Herr Kühnert, finden Sie eigentlich auch so verrückt, was im vergangenen Jahr alles passiert ist?
Kevin Kühnert: Ja, das trifft es schon. Als ich mich um den Vorsitz der Jusos beworben habe, war nicht absehbar, was so alles passieren wird. Das war ein Jahr mit einem unglaublichen Tempo, mit permanent neuen Entwicklungen und mit viel Aufmerksamkeit für die Jusos. Es war ein Jahr mit Licht und Schatten.
Wo gab es denn Licht?
Bei der Entwicklung der Jusos beispielsweise: Wir haben jetzt knapp 80.000 Mitglieder, das ist ein Höchststand seit vielen Jahren. Der Verband ist hoch motiviert. Ständig werden neue Juso-Gruppen gegründet, gerade im ländlichen Raum. Und wir können uns auf die Fahne schreiben, auch etwas zur Wiederbelebung der politischen Debatte beigetragen zu haben.
Haben Sie denn auch Fehler gemacht?
Ja klar! Beim Parteitag im Dezember in Berlin hätten wir Plätze im Parteivorstand beanspruchen müssen. Nicht nur für die Jusos, sondern für mehr Vielfalt in der Führungsspitze der SPD. Es hätte uns im Laufe des Mitgliedervotums viel Ärger erspart, wenn die Mitglieder gesehen hätten, dass auch eine Minderheitenposition an der Parteispitze repräsentiert ist.
An diesem Wochenende treffen sich die Jusos zum Bundeskongress. Was sind da die wichtigen Themen?

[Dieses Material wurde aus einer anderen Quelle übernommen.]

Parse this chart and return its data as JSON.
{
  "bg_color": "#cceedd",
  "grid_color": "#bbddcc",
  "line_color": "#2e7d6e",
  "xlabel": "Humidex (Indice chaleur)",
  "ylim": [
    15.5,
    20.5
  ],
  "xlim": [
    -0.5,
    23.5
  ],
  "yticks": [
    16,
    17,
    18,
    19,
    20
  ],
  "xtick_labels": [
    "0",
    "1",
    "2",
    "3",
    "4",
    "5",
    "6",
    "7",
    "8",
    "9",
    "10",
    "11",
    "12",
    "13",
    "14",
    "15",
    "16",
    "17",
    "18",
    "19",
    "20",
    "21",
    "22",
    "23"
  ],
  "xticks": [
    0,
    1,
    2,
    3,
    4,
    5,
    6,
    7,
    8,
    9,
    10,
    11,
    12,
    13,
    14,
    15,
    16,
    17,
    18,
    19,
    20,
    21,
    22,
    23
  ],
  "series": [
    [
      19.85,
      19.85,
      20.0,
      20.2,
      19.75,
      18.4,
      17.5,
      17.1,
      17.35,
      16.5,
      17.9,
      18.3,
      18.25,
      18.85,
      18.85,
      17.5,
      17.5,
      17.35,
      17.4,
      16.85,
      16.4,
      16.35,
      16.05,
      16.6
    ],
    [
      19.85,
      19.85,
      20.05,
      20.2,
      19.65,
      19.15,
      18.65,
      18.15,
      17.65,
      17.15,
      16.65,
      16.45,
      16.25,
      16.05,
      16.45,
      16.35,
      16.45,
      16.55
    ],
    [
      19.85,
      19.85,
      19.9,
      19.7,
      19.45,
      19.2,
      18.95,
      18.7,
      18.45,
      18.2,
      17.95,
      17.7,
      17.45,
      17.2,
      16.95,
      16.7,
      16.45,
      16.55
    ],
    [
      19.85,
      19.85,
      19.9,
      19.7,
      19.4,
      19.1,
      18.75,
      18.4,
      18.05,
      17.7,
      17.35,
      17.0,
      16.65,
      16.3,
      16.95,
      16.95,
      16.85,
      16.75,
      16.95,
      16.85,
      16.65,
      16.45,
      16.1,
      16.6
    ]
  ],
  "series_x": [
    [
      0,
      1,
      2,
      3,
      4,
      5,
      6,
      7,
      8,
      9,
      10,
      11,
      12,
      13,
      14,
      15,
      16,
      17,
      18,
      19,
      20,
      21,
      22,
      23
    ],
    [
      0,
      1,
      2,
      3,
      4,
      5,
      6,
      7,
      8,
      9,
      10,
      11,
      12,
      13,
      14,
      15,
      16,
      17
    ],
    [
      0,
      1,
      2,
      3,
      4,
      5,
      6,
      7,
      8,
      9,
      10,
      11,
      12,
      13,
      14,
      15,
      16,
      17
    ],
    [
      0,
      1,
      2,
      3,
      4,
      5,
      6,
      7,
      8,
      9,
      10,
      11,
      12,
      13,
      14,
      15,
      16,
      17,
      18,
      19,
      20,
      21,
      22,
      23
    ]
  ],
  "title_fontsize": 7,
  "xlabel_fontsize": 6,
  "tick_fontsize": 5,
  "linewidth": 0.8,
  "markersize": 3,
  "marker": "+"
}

Europa steht im Mittelpunkt. Wir müssen klären, wie wir die Europafeinde stellen. Wir dürfen aber auch nicht der Erzählung auf den Leim gehen, dass sich alle an die Seite von Macron stellen. Mit Macron teilen wir zwar die Begeisterung für Europa, aber nicht die Vorstellung, wo die Reise mit Europa hingehen soll. Wir sind keine Liberalen! Wir wollen eindemokratisches Europa, das Standards für Beschäftigung, soziale Sicherheit und Klimaschutz setzt und nicht nur für Urlauber und Studierende im Alltag gut funktioniert. Und dazu habe ich von Macron noch nicht viel gehört.
Sind die Landtagswahlen im kommenden Jahr ähnlich bedeutend wie die Europawahlen?
Natürlich sind die wichtig und wir werden die Wahlkämpfer auch massiv unterstützen. In diesem Jahr hat sich die Diskussion viel um Ostdeutschland gedreht, Chemnitz war nur ein Beispiel dafür. Aber die Menschen im Osten sind ja nicht per se rassistischer als in anderen Teilen von Deutschland. Woran es aber mancherorts fehlt, ist eine starke Zivilgesellschaft. Viele Menschen halten zwar die Fahne für die Demokratie hoch. Sie werden aber angefeindet, fühlen sich allein gelassen und gehen auf dem Zahnfleisch. Deshalb ist es wichtig, dort die Strukturen zu unterstützen. Nicht nur in Parteien.
In Brandenburg könnte die SPD den Ministerpräsidenten-Posten verlieren. Wie lässt sich das noch verhindern?
Man kann es auch positiv sehen: Wir haben dort die realistische Chance, den Ministerpräsidenten weiterhin zu stellen. Die wollen wir nutzen. Wir konkurrieren mit der AfD um den ersten Platz. Die Frage ist: Wer soll Brandenburg sonst regieren? Der CDU-Landeschef in Brandenburg fantasiert offen über Bündnisse mit der AfD, während der AfD-Landeschef sehr weit rechtsaußen zu verorten ist. Es wird bei den drei Landtagswahlen auch darum gehen, ob die CDU die Tür für Tabubrüche aufmacht. Mit der SPD ist das nicht zu machen.
Beim Bundeskongress sind auch Andrea Nahles und Lars Klingbeil zu Gast. Was wollen Sie den beiden mitgeben?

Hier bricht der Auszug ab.